According to the Drought Monitor, drought conditions are relatively unchanged in the past two weeks. As of Jan. 29, 2013, 57.7% of the contiguous US is experiencing moderate or worse drought (D0-D4). The percentage area experiencing extreme to exceptional drought increased from 19.3% to 19.4%. Percentage areas experiencing drought across the West stayed mostly the same at the end of January as they were at in the middle. Drought across the Southwest decreased slightly. Meanwhile, drought across the Southeast grew due to relative lack of precipitation.
Figure 1 – US Drought Monitor map of drought conditions as of the 29th of January.
Figure 2 – US Drought Monitor map of drought conditions in Western US as of the 29th of January. Some small relief is evident in the past week, but note the lack of change of drought conditions across the regions, despite recent snows throughout the mountains. Mountainous areas and river basins will have to wait until spring for snowmelt to help start to alleviate drought conditions.
Figure 3 – US Drought Monitor map of drought conditions in Colorado as of the 29th of January. Drought conditions held steady across the state in the past week. 100% of Colorado experienced Severe or worse drought conditions for the past three weeks.
Figure 4 – US Drought Monitor map of drought conditions in Southeast US as of the 29th of January. As mentioned above, drought conditions expanded and worsened in the past couple of weeks. The worst hit area, in central Georgia, has experienced the longest duration drought conditions on this map. Drought has expanded and contracted around this area during that time.
The latest seasonal (three-month) outlook from the National Weather Service predicts enhanced chances for above-average temperature and below-average precipitation for the central US. This means that drought conditions are likely to continue for at least another three months and probably longer if prevailing conditions do not change. One of the major weather stories of 2012 was drought; 2013 is shaping up to have the same story.
What is causing this? A combination of factors: the Arctic Oscillation (AO), the Madden-Julian Oscillation (MJO), the El-Nino and Southern Oscillation (ENSO), the Interdecadal Pacific Oscillation (IPO), and background climate warming.
As I discussed in my last drought post:
The lack of sea ice in the Arctic back in September is part of what caused the negative phase of the AO. The Arctic Ocean absorbed solar radiation instead of reflecting it back to space. The ocean then slowly released that heat to the atmosphere before new ice could form. That extra heat in the atmosphere changed how and where the polar jet stream established this winter. Instead of a tight loop near the Arctic Circle, the jet stream has grown in North-South amplitude, allowing cold air to pour to latitudes more southerly than usual and warm air to move over northern latitudes. The large amplitude jet has kept the normal type of storms from moving over locations that used to see them regularly during the winter.
An active MJO is keeping trade winds stronger than they otherwise would be, which piles up warm ocean water in the western tropical Pacific Ocean. This causes cool, deep ocean water to rise in the eastern Pacific, as seen in Figure 5.
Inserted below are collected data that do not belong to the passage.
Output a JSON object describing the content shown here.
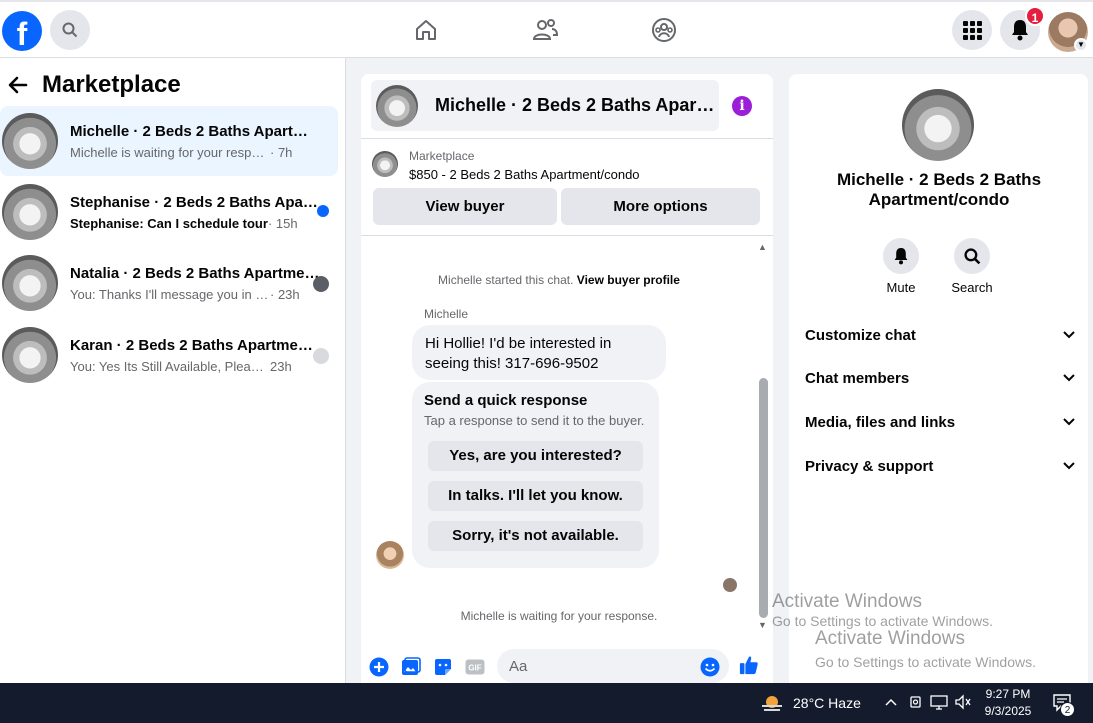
{
  "topbar": {
    "logo_letter": "f",
    "notification_count": "1"
  },
  "left_pane": {
    "title": "Marketplace",
    "conversations": [
      {
        "title": "Michelle · 2 Beds 2 Baths Apartment/condo",
        "preview": "Michelle is waiting for your response.",
        "time": " · 7h",
        "active": true,
        "unread": false
      },
      {
        "title": "Stephanise · 2 Beds 2 Baths Apartment/condo",
        "preview": "Stephanise: Can I schedule tour",
        "time": " · 15h",
        "active": false,
        "unread": true
      },
      {
        "title": "Natalia · 2 Beds 2 Baths Apartment/condo",
        "preview": "You: Thanks I'll message you in a ...",
        "time": " · 23h",
        "active": false,
        "unread": false
      },
      {
        "title": "Karan · 2 Beds 2 Baths Apartment/condo",
        "preview": "You: Yes Its Still Available, Please S...",
        "time": " 23h",
        "active": false,
        "unread": false
      }
    ]
  },
  "chat": {
    "header_title": "Michelle · 2 Beds 2 Baths Apartment/condo",
    "listing_label": "Marketplace",
    "listing_price": "$850 - 2 Beds 2 Baths Apartment/condo",
    "view_buyer": "View buyer",
    "more_options": "More options",
    "started_text": "Michelle started this chat.",
    "view_buyer_profile": "View buyer profile",
    "sender_name": "Michelle",
    "message": "Hi Hollie!  I'd be interested in seeing this!  317-696-9502",
    "quick_title": "Send a quick response",
    "quick_subtitle": "Tap a response to send it to the buyer.",
    "quick_options": [
      "Yes, are you interested?",
      "In talks. I'll let you know.",
      "Sorry, it's not available."
    ],
    "waiting_text": "Michelle is waiting for your response.",
    "composer_placeholder": "Aa",
    "gif_label": "GIF"
  },
  "right_pane": {
    "title": "Michelle · 2 Beds 2 Baths Apartment/condo",
    "mute_label": "Mute",
    "search_label": "Search",
    "sections": [
      "Customize chat",
      "Chat members",
      "Media, files and links",
      "Privacy & support"
    ]
  },
  "watermark": {
    "title": "Activate Windows",
    "subtitle": "Go to Settings to activate Windows."
  },
  "taskbar": {
    "weather": "28°C  Haze",
    "time": "9:27 PM",
    "date": "9/3/2025",
    "notification_count": "2"
  }
}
Figure 6 – ENSO conditions as of 2 Feb 2013 from NOAA-CPC.
Cooler than normal sea-surface temperatures (SSTs) are present in the eastern Pacific due to the current MJO and ENSO data. Additionally, eastern Pacific SSTs are cooler than the climatic average due to the current negative phase of the IPO. This in turn is due in part to global warming, which is causing western Pacific and Indian Ocean SSTs warmer than usual. The cool SSTs in the eastern Pacific initiate and reinforce air circulations that generally keep precipitation away from the Southwest and Midwest US. This doesn’t mean that drought will be ever-present; only that we are potentially forcing the climate system toward more frequent drought conditions in these regions. Some years will still be wet or normal; other years (increasing in number) will be dry. This is a counter to skeptics who claim that more CO2 and warmer temperatures are necessarily better for plants. If there is no precipitation, plants cannot take advantage of longer growing seasons. Moreover, we will experience years with food pressure. These conditions’ extent in the future is up to us and our climate policy (or lack thereof).